Speaking on 30 June at a session of his Ministry’s Coordinating Council, held at the Pequenos Libombos resort, 40 kilometres west of Maputo, Muthemba said that the major work consists of building a new water treatment station on the Umbeluzi river, in Boane district, laying a new mains pipe from Umbeluzi to Matola, and rehabilitating the existing network of pipes.
New water distribution centres will be built at Belo Horizonte and Matola-Rio in Boane, and at Tsalala in Matola, while the existing Boane and Catembe distribution centres will be rebuilt.
In the centre of the country, Muthemba added, the government is building a new water system for Chimoio, capital of Manica province, which will also supply Manica and Gondola districts.
Among the major interventions in the first six months of this year, he said, was large scale work to improve water supply to the Mueda plateau in the northern province of Cabo Delgado. No watercourses run across the plateau, and so water must be pumped up to Mueda.
Muthemba said that seven new electric pumps have been acquired for the three systems that pump water up to the plateau, and the power is provided by four new generators for each of the systems.
The minister said that work to rehabilitate and expand the water supply system in Xai-Xai, capital of Gaza province, was also completed this year, as was a new water treatment station for the central city of Quelimane.
Currently the Public Works Ministry is designing projects for new water treatment stations and distribution centres for Lichinga and Cuamba, the two main urban centres in the northernmost province of Niassa.
The government’s five year programme envisages supplying 70 per cent of the urban population and 69 per cent of the rural population with safe drinking water by the end of 2014.
The Mozambican government is planning to demarcate 1.2 million plots of land and promote the building of 480,000 new houses by 2014. According to a plan presented to the Coordinating Council of the Ministry of Public Works and Housing, on 2 July, this is part of the government's efforts to promote access of all Mozambicans to decent housing.
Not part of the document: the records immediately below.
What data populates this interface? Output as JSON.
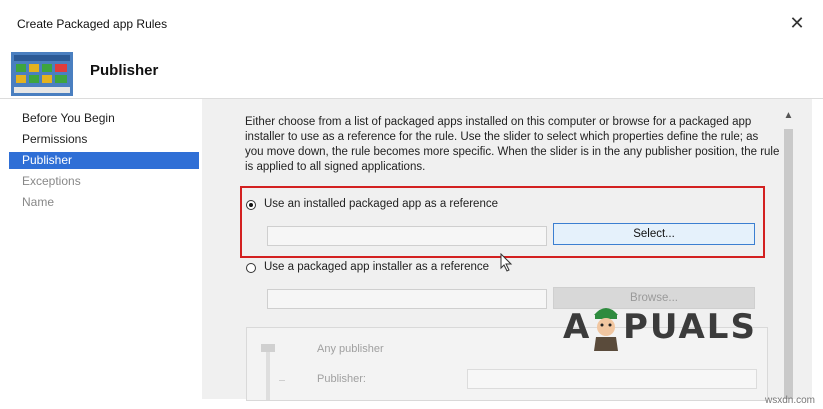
{
  "window": {
    "title": "Create Packaged app Rules",
    "close_icon": "close-icon"
  },
  "header": {
    "heading": "Publisher",
    "icon": "packaged-app-icon"
  },
  "nav": {
    "items": [
      {
        "label": "Before You Begin",
        "state": "normal"
      },
      {
        "label": "Permissions",
        "state": "normal"
      },
      {
        "label": "Publisher",
        "state": "active"
      },
      {
        "label": "Exceptions",
        "state": "disabled"
      },
      {
        "label": "Name",
        "state": "disabled"
      }
    ]
  },
  "content": {
    "description": "Either choose from a list of packaged apps installed on this computer or browse for a packaged app installer to use as a reference for the rule. Use the slider to select which properties define the rule; as you move down, the rule becomes more specific. When the slider is in the any publisher position, the rule is applied to all signed applications.",
    "option_installed": {
      "label": "Use an installed packaged app as a reference",
      "selected": true,
      "value": ""
    },
    "select_button": "Select...",
    "option_installer": {
      "label": "Use a packaged app installer as a reference",
      "selected": false,
      "value": ""
    },
    "browse_button": "Browse...",
    "slider": {
      "any_publisher": "Any publisher",
      "publisher_label": "Publisher:",
      "publisher_value": ""
    }
  },
  "watermark": {
    "text_a": "A",
    "text_puals": "PUALS"
  },
  "source": "wsxdn.com",
  "colors": {
    "accent": "#2f6fd6",
    "highlight": "#d32020"
  }
}
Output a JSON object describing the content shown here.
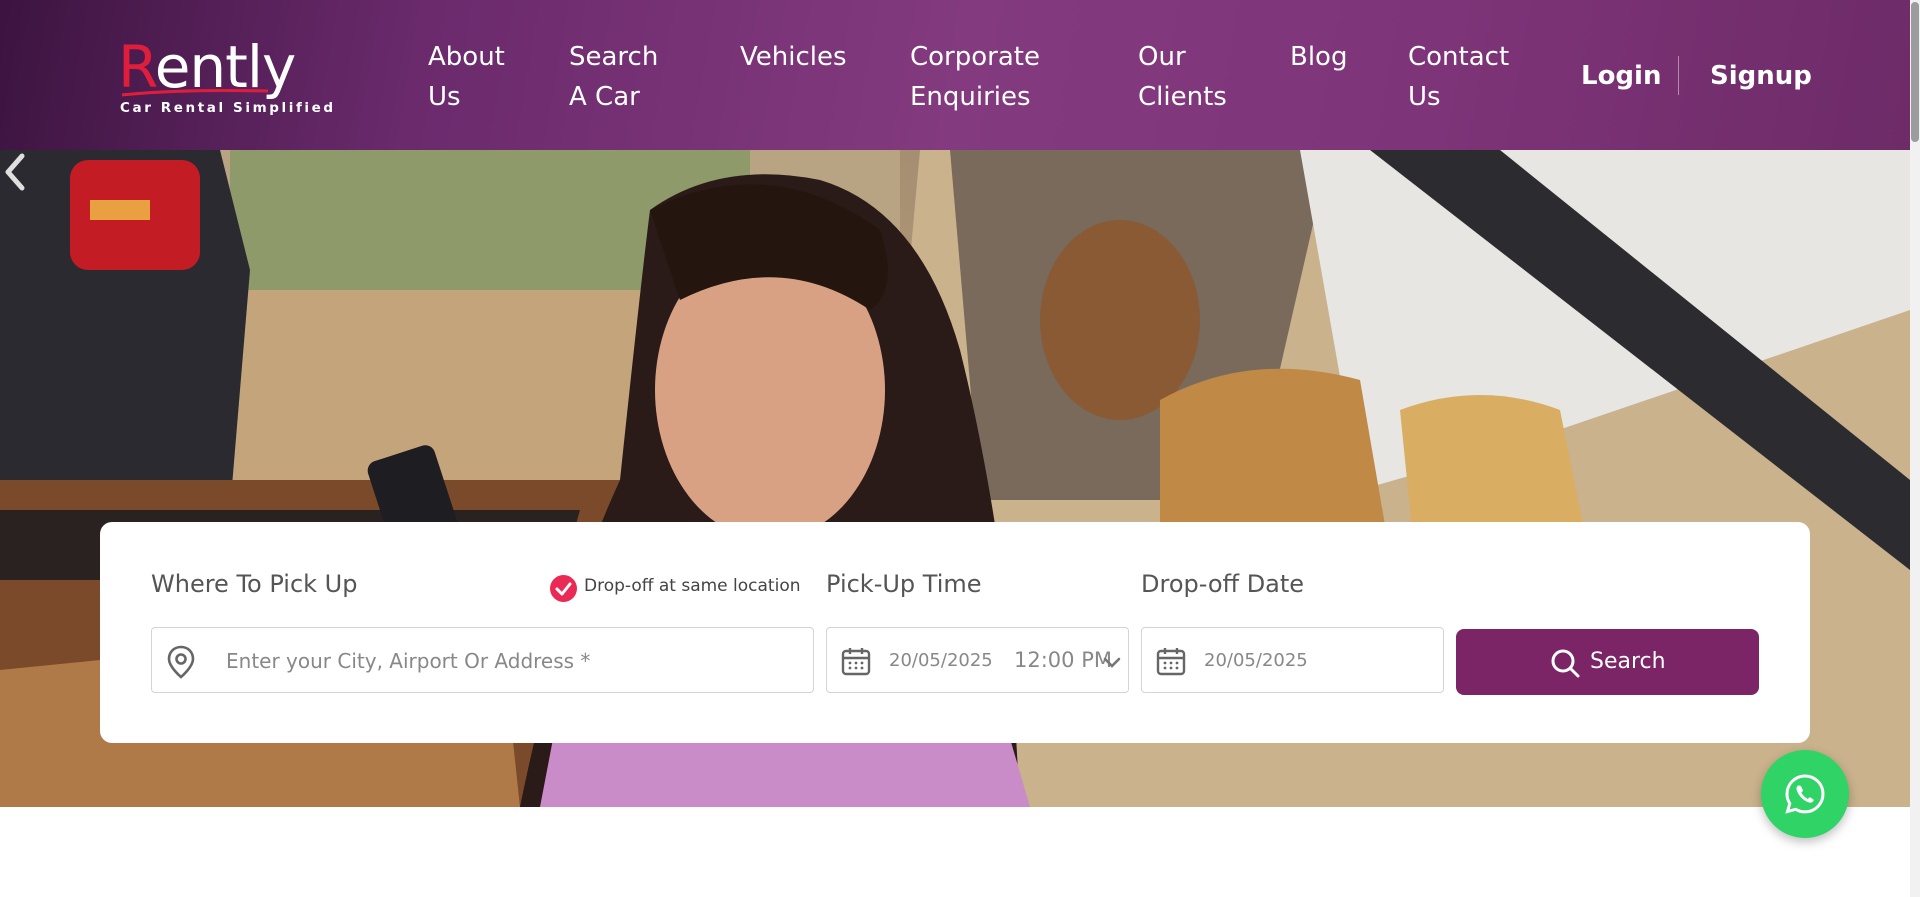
{
  "brand": {
    "name": "Rently",
    "name_first_letter": "R",
    "name_rest": "ently",
    "tagline": "Car Rental Simplified",
    "accent_color": "#e01e3c",
    "primary_color": "#7b2466"
  },
  "nav": {
    "items": [
      {
        "line1": "About",
        "line2": "Us"
      },
      {
        "line1": "Search",
        "line2": "A Car"
      },
      {
        "line1": "Vehicles",
        "line2": ""
      },
      {
        "line1": "Corporate",
        "line2": "Enquiries"
      },
      {
        "line1": "Our",
        "line2": "Clients"
      },
      {
        "line1": "Blog",
        "line2": ""
      },
      {
        "line1": "Contact",
        "line2": "Us"
      }
    ],
    "login": "Login",
    "signup": "Signup"
  },
  "hero": {
    "prev_icon": "chevron-left-icon"
  },
  "booking": {
    "pickup_label": "Where To Pick Up",
    "same_location_label": "Drop-off at same location",
    "same_location_checked": true,
    "pickup_placeholder": "Enter your City, Airport Or Address *",
    "pickup_time_label": "Pick-Up Time",
    "pickup_date": "20/05/2025",
    "pickup_time": "12:00 PM",
    "dropoff_label": "Drop-off Date",
    "dropoff_date": "20/05/2025",
    "search_label": "Search"
  },
  "icons": {
    "location": "map-pin-icon",
    "calendar": "calendar-icon",
    "search": "search-icon",
    "whatsapp": "whatsapp-icon",
    "check": "check-icon",
    "dropdown": "chevron-down-icon"
  }
}
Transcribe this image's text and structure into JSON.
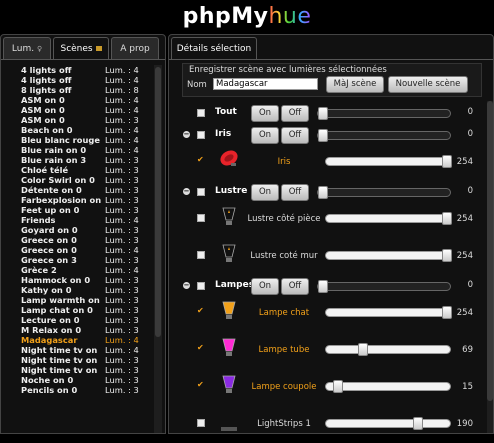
{
  "logo": {
    "part1": "phpMy",
    "part2": "hue"
  },
  "left_tabs": [
    {
      "label": "Lum.",
      "icon": "bulb-icon"
    },
    {
      "label": "Scènes",
      "icon": "scene-icon"
    },
    {
      "label": "A prop"
    }
  ],
  "scenes": [
    {
      "name": "4 lights off",
      "lum": "Lum. : 4"
    },
    {
      "name": "4 lights off",
      "lum": "Lum. : 4"
    },
    {
      "name": "8 lights off",
      "lum": "Lum. : 8"
    },
    {
      "name": "ASM on 0",
      "lum": "Lum. : 4"
    },
    {
      "name": "ASM on 0",
      "lum": "Lum. : 4"
    },
    {
      "name": "ASM on 0",
      "lum": "Lum. : 3"
    },
    {
      "name": "Beach on 0",
      "lum": "Lum. : 4"
    },
    {
      "name": "Bleu blanc rouge",
      "lum": "Lum. : 4"
    },
    {
      "name": "Blue rain on 0",
      "lum": "Lum. : 4"
    },
    {
      "name": "Blue rain on 3",
      "lum": "Lum. : 3"
    },
    {
      "name": "Chloé télé",
      "lum": "Lum. : 3"
    },
    {
      "name": "Color Swirl on 0",
      "lum": "Lum. : 3"
    },
    {
      "name": "Détente on 0",
      "lum": "Lum. : 3"
    },
    {
      "name": "Farbexplosion on",
      "lum": "Lum. : 3"
    },
    {
      "name": "Feet up on 0",
      "lum": "Lum. : 3"
    },
    {
      "name": "Friends",
      "lum": "Lum. : 4"
    },
    {
      "name": "Goyard on 0",
      "lum": "Lum. : 3"
    },
    {
      "name": "Greece on 0",
      "lum": "Lum. : 3"
    },
    {
      "name": "Greece on 0",
      "lum": "Lum. : 4"
    },
    {
      "name": "Greece on 3",
      "lum": "Lum. : 3"
    },
    {
      "name": "Grèce 2",
      "lum": "Lum. : 4"
    },
    {
      "name": "Hammock on 0",
      "lum": "Lum. : 3"
    },
    {
      "name": "Kathy on 0",
      "lum": "Lum. : 3"
    },
    {
      "name": "Lamp warmth on",
      "lum": "Lum. : 3"
    },
    {
      "name": "Lamp chat on 0",
      "lum": "Lum. : 3"
    },
    {
      "name": "Lecture on 0",
      "lum": "Lum. : 3"
    },
    {
      "name": "M Relax on 0",
      "lum": "Lum. : 3"
    },
    {
      "name": "Madagascar",
      "lum": "Lum. : 4",
      "selected": true
    },
    {
      "name": "Night time tv on",
      "lum": "Lum. : 4"
    },
    {
      "name": "Night time tv on",
      "lum": "Lum. : 3"
    },
    {
      "name": "Night time tv on",
      "lum": "Lum. : 3"
    },
    {
      "name": "Noche on 0",
      "lum": "Lum. : 3"
    },
    {
      "name": "Pencils on 0",
      "lum": "Lum. : 3"
    }
  ],
  "right_tab": "Détails sélection",
  "save": {
    "title": "Enregistrer scène avec lumières sélectionnées",
    "name_label": "Nom",
    "name_value": "Madagascar",
    "update_button": "MàJ scène",
    "new_button": "Nouvelle scène"
  },
  "buttons": {
    "on": "On",
    "off": "Off"
  },
  "groups": [
    {
      "name": "Tout",
      "value": "0",
      "level": 0,
      "toggle": ""
    },
    {
      "name": "Iris",
      "value": "0",
      "level": 0,
      "toggle": "−",
      "lights": [
        {
          "name": "Iris",
          "value": "254",
          "level": 254,
          "on": true,
          "color": "#e8232a",
          "icon": "iris-lamp-icon"
        }
      ]
    },
    {
      "name": "Lustre",
      "value": "0",
      "level": 0,
      "toggle": "−",
      "lights": [
        {
          "name": "Lustre côté pièce",
          "value": "254",
          "level": 254,
          "on": false,
          "color": "#f2a11a",
          "icon": "bulb-icon"
        },
        {
          "name": "Lustre coté mur",
          "value": "254",
          "level": 254,
          "on": false,
          "color": "#f2a11a",
          "icon": "bulb-icon"
        }
      ]
    },
    {
      "name": "Lampes",
      "value": "0",
      "level": 0,
      "toggle": "−",
      "lights": [
        {
          "name": "Lampe chat",
          "value": "254",
          "level": 254,
          "on": true,
          "color": "#f2a11a",
          "icon": "bulb-icon"
        },
        {
          "name": "Lampe tube",
          "value": "69",
          "level": 69,
          "on": true,
          "color": "#ff2ad4",
          "icon": "bulb-icon"
        },
        {
          "name": "Lampe coupole",
          "value": "15",
          "level": 15,
          "on": true,
          "color": "#8a2be2",
          "icon": "bulb-icon"
        },
        {
          "name": "LightStrips 1",
          "value": "190",
          "level": 190,
          "on": false,
          "color": "#888888",
          "icon": "lightstrip-icon"
        }
      ]
    }
  ]
}
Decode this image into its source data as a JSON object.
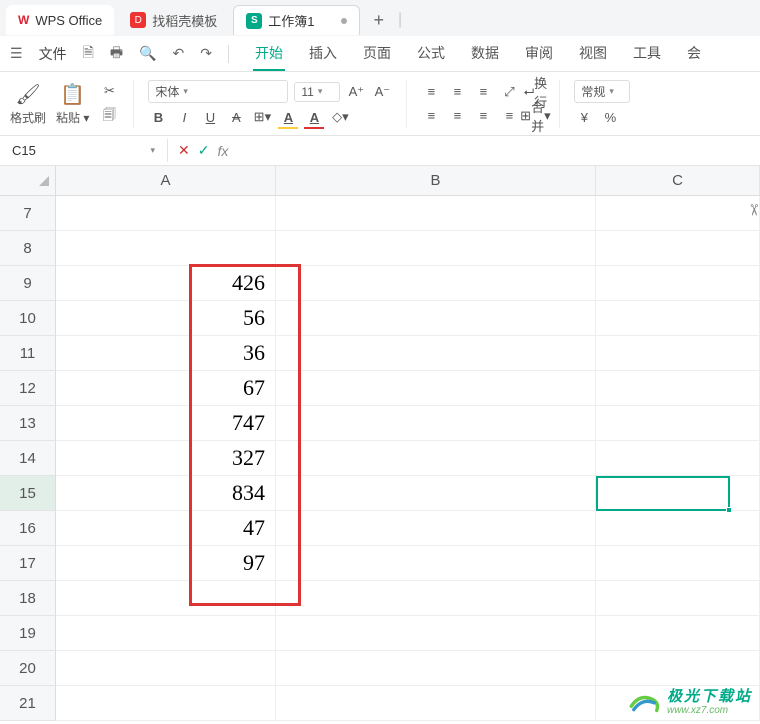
{
  "tabs": {
    "app_label": "WPS Office",
    "docer_label": "找稻壳模板",
    "sheet_label": "工作簿1",
    "sheet_badge": "S",
    "add": "+"
  },
  "menu": {
    "file": "文件",
    "ribbon": [
      "开始",
      "插入",
      "页面",
      "公式",
      "数据",
      "审阅",
      "视图",
      "工具",
      "会"
    ]
  },
  "toolbar": {
    "format_painter": "格式刷",
    "paste": "粘贴",
    "font_name": "宋体",
    "font_size": "11",
    "wrap": "换行",
    "merge": "合并",
    "number_format": "常规",
    "currency": "¥",
    "percent": "%"
  },
  "formula": {
    "namebox": "C15",
    "fx_label": "fx",
    "value": ""
  },
  "grid": {
    "columns": [
      "A",
      "B",
      "C"
    ],
    "row_start": 7,
    "row_count": 15,
    "active_row": 15,
    "active_col": "C",
    "data_col": "A",
    "values": {
      "9": "426",
      "10": "56",
      "11": "36",
      "12": "67",
      "13": "747",
      "14": "327",
      "15": "834",
      "16": "47",
      "17": "97"
    }
  },
  "watermark": {
    "cn": "极光下载站",
    "url": "www.xz7.com"
  }
}
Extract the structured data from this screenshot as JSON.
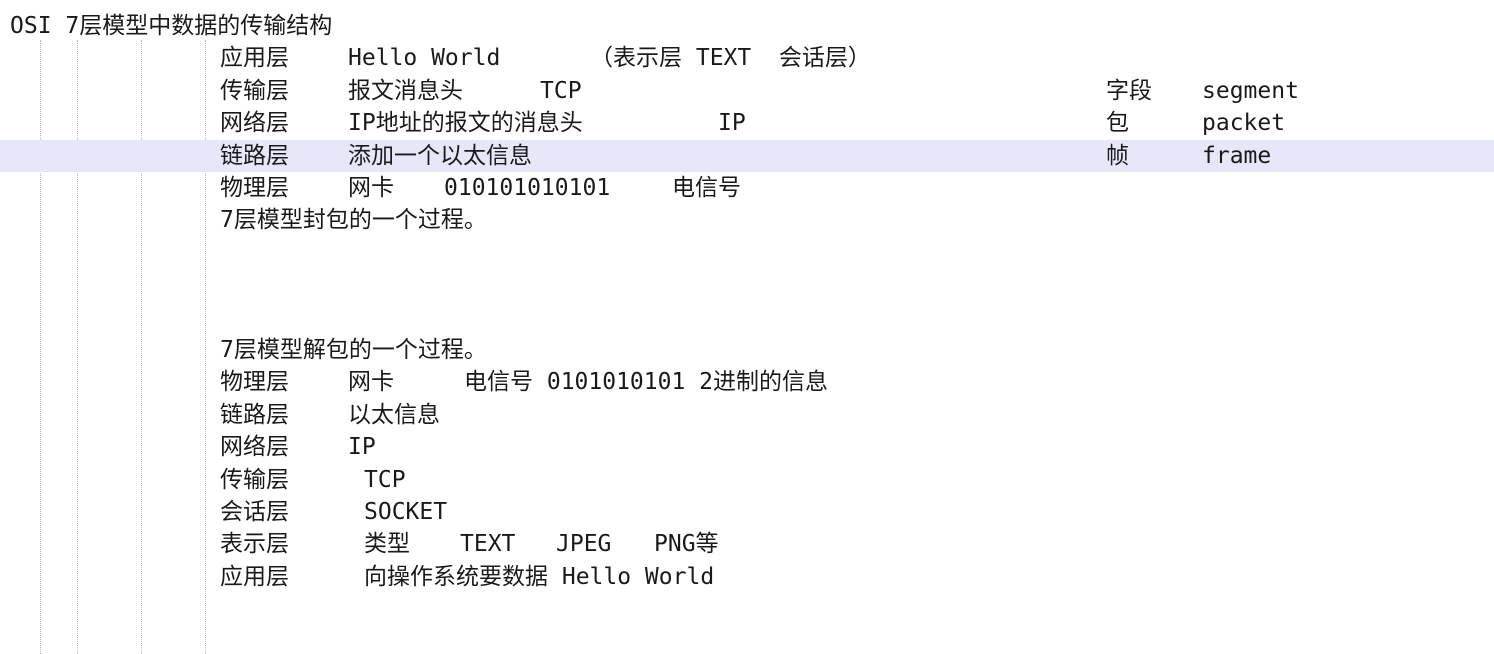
{
  "editor": {
    "title": "OSI 7层模型中数据的传输结构",
    "highlight_row": 4,
    "lines": [
      {
        "segments": [
          "OSI 7层模型中数据的传输结构"
        ]
      },
      {
        "segments": [
          "应用层",
          "Hello World",
          "（表示层 TEXT  会话层）"
        ]
      },
      {
        "segments": [
          "传输层",
          "报文消息头",
          "TCP",
          "字段",
          "segment"
        ]
      },
      {
        "segments": [
          "网络层",
          "IP地址的报文的消息头",
          "IP",
          "包",
          "packet"
        ]
      },
      {
        "segments": [
          "链路层",
          "添加一个以太信息",
          "帧",
          "frame"
        ]
      },
      {
        "segments": [
          "物理层",
          "网卡",
          "010101010101",
          "电信号"
        ]
      },
      {
        "segments": [
          "7层模型封包的一个过程。"
        ]
      },
      {
        "segments": []
      },
      {
        "segments": []
      },
      {
        "segments": []
      },
      {
        "segments": [
          "7层模型解包的一个过程。"
        ]
      },
      {
        "segments": [
          "物理层",
          "网卡",
          "电信号 0101010101 2进制的信息"
        ]
      },
      {
        "segments": [
          "链路层",
          "以太信息"
        ]
      },
      {
        "segments": [
          "网络层",
          "IP"
        ]
      },
      {
        "segments": [
          "传输层",
          "TCP"
        ]
      },
      {
        "segments": [
          "会话层",
          "SOCKET"
        ]
      },
      {
        "segments": [
          "表示层",
          "类型",
          "TEXT",
          "JPEG",
          "PNG等"
        ]
      },
      {
        "segments": [
          "应用层",
          "向操作系统要数据 Hello World"
        ]
      },
      {
        "segments": []
      },
      {
        "segments": []
      }
    ]
  }
}
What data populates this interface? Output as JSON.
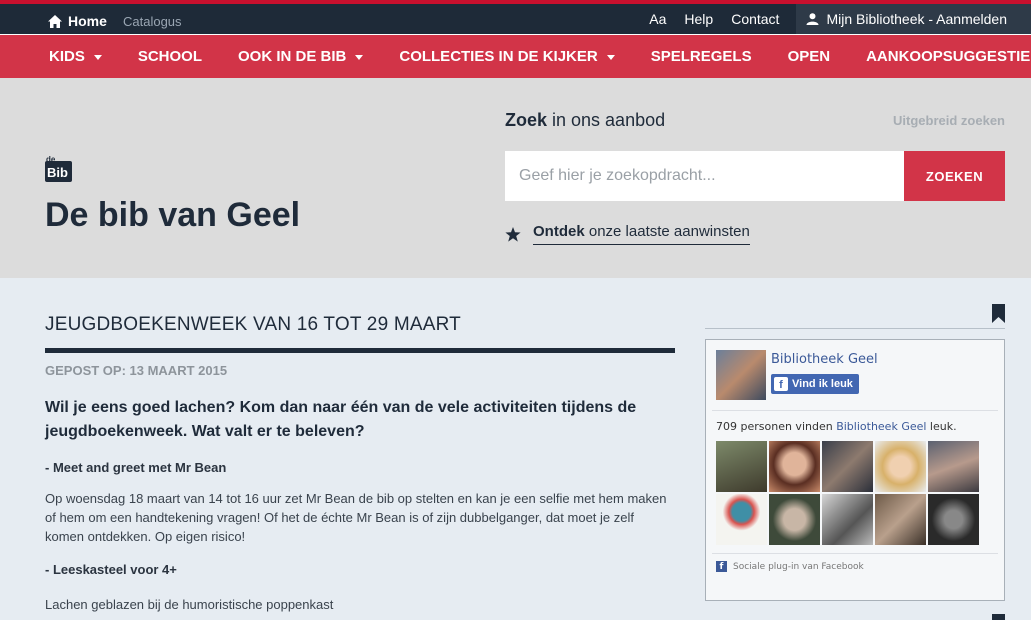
{
  "topbar": {
    "home_label": "Home",
    "catalogus_label": "Catalogus",
    "links": [
      "Aa",
      "Help",
      "Contact"
    ],
    "account_label": "Mijn Bibliotheek - Aanmelden"
  },
  "nav": {
    "items": [
      {
        "label": "KIDS",
        "dropdown": true
      },
      {
        "label": "SCHOOL",
        "dropdown": false
      },
      {
        "label": "OOK IN DE BIB",
        "dropdown": true
      },
      {
        "label": "COLLECTIES IN DE KIJKER",
        "dropdown": true
      },
      {
        "label": "SPELREGELS",
        "dropdown": false
      },
      {
        "label": "OPEN",
        "dropdown": false
      },
      {
        "label": "AANKOOPSUGGESTIE",
        "dropdown": false
      }
    ]
  },
  "hero": {
    "logo_top": "de",
    "logo_bottom": "Bib",
    "library_name": "De bib van Geel",
    "search_title_bold": "Zoek",
    "search_title_rest": " in ons aanbod",
    "advanced_search": "Uitgebreid zoeken",
    "search_placeholder": "Geef hier je zoekopdracht...",
    "search_button": "ZOEKEN",
    "discover_bold": "Ontdek",
    "discover_rest": " onze laatste aanwinsten"
  },
  "article": {
    "title": "JEUGDBOEKENWEEK VAN 16 TOT 29 MAART",
    "date": "GEPOST OP: 13 MAART 2015",
    "lead": "Wil je eens goed lachen? Kom dan naar één van de vele activiteiten tijdens de jeugdboekenweek. Wat valt er te beleven?",
    "heading1": "- Meet and greet met Mr Bean",
    "para1": "Op woensdag 18 maart van 14 tot 16 uur zet Mr Bean de bib op stelten en kan je een selfie met hem maken of hem om een handtekening vragen! Of het de échte Mr Bean is of zijn dubbelganger, dat moet je zelf komen ontdekken. Op eigen risico!",
    "heading2": "- Leeskasteel voor 4+",
    "para2": "Lachen geblazen bij de humoristische poppenkast"
  },
  "facebook": {
    "page_name": "Bibliotheek Geel",
    "like_button": "Vind ik leuk",
    "like_count_prefix": "709 personen vinden ",
    "like_count_page": "Bibliotheek Geel",
    "like_count_suffix": " leuk.",
    "plugin_text": "Sociale plug-in van Facebook"
  },
  "colors": {
    "brand_red": "#d23448",
    "dark_navy": "#1e2a38",
    "hero_gray": "#dcdcdc",
    "page_bg": "#e6ecf2",
    "facebook_blue": "#4267b2"
  }
}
“During the current financial year, the housing sector is to design the Housing Policy Strategy, promote access to land with infrastructures, support self-construction of 96,000 houses, and improve the informal settlements”, reads the document.
The housing policy is one of the biggest challenges in the Government’s Five Year Programme for 2010-2014. Its goal is to promote decent housing, and facilitate building and the purchase of building materials for all Mozambicans.
One of the most serious problems Mozambicans face is the lack of decent housing. If in the rural areas people at least have a piece of land, in the urban areas the problem is more serious due to shortage or poor management of land on the part of the municipal authorities. But in both rural and urban areas, construction is made difficult by the high cost of building materials.
To support the self-building of the 96,000 houses, the Public Works and Housing Ministry plans to make available to citizens blueprints for low cost housing which can be expanded over time. The ministry also promises to define quality building parameters to reduce building costs, and to publicise new building technologies, which will be cheaper and accessible to every citizen.
Other aspects include empowering artisans to produce building materials, and installing building materials resource centres in the central province of Manica, and in Nampula, in the north of the country.
Addressing the meeting, Public Works Minister Cadmiel Muthemba said that housing is one of the “basic needs that all people seek to satisfy”.
“It is deemed an elementary social need and of critical importance to improve living conditions and develop human capital”, he said.